BigOWLIM 3.3 consolidates a number of advanced new features, some of which have been available in previous versions as prototype implementations. The most important differences, compared to previous versions of BigOWLIM are:

  • Replication cluster: brings resilience, failover and horizontally scalable parallel query processing. A master node component is included that can manage a cluster of worker nodes (standard BigOWLIM instances) to synchronise updates, cater for node failure, dynamically add/remove worker nodes and distributed query requests. Such a setup allows for massive concurrent query performance where query the number of queries processed per second scales almost linearly with the number of worker nodes.
  • OWL2-RL: Support for this expressive OWL2 profile http://www.w3.org/TR/owl2-profiles/#OWL_2_RL that is amenable for implementation on rule-engines, but without costly data-type reasoning.
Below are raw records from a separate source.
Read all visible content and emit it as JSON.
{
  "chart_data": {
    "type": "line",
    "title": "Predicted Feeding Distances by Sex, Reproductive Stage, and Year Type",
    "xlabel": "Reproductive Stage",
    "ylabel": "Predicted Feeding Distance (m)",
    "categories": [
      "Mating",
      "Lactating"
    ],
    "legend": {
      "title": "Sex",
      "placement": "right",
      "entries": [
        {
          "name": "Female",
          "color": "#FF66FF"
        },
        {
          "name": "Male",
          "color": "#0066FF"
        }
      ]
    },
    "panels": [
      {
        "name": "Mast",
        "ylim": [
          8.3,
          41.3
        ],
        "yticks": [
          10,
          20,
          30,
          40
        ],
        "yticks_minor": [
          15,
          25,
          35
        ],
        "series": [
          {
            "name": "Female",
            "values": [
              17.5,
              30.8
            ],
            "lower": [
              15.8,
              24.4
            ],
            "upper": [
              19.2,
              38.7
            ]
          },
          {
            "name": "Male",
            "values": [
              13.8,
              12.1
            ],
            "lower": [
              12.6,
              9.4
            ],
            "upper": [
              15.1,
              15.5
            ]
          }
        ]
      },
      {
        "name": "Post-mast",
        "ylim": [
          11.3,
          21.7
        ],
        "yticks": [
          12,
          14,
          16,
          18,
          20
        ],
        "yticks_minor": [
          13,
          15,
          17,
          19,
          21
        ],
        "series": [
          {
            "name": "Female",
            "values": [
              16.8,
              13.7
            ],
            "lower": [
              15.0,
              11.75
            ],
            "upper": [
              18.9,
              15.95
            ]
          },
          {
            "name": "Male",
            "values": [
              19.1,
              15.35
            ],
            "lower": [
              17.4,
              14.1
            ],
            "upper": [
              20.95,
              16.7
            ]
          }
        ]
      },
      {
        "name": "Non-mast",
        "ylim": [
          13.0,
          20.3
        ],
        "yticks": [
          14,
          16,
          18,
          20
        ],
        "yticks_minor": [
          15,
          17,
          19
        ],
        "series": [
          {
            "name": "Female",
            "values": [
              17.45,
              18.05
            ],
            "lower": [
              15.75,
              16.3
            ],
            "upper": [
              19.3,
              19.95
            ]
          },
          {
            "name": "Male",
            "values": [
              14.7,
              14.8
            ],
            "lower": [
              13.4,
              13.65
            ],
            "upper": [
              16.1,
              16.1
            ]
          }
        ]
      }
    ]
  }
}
  • High performance retraction: BigOWLIM uses the policy of total materialisation of inferred knowledge. This has the advantage that all inferred statements are computed at load time, thus allowing query processing to proceed extremely quickly. While BigOWLIM has always been very fast at processing incremental statement insertions (which are monotonic by necessity), fast statement retractions are now also possible, despite not utilising any truth maintenance mechanism. When statements are deleted, a combination of forward and backward chaining is used to update the inferred closure. This is slower than statement insertion, but still fast enough to support hundreds of updates per hour even in a repository holding billions of statements.
  • Full text search: Two different, but complimentary full text search mechanisms are provided, one proprietary and the other based on Lucene. Text search queries can be embedded in SPARQL queries for powerful, hybrid query expressions.
  • Consistency checks: Are used to ensure the consistency of the repository. The checks use a syntax similar to entailment rules, but are used to signal a consistency violation when the necessary conditions are met. Consistency checks are used in some of the standard rule sets.
  • RDF Rank: Is a technique that identifies the more important or more popular entities in the repository by examining how many connections (predicates) link each node with any other node. The popularity of entities can then be used to order query results in a similar way to internet search engines, such as Google's PageRank.
  • RDF Priming: Allows subsets of statements to be selected as the input to query answering. It is based upon the concept of 'spreading activation' as developed in cognitive science. It allows the 'priming' of large datasets with respect to concepts relevant to the context and to the query.
  • Notification mechanism: A publish/subscribe mechanism for registering and receiving events from a BigOWLIM repository whenever triples matching a certain graph pattern are inserted or removed. This allows clients to react to events in the update stream and avoid polling the repository.
  • Documentation: improved user documentation with new quick start guide.
  • partialRDFS: this flag has been deprecated and the optimizations made available with extra rule-set options.
  • Ontology imports: importing ontologies can be achieved using a URL as well as a local pathname.
  • Better JDK integration: custom rule-sets require the Java compiler, but it is no longer necessary to have the tools.jar in the classpath.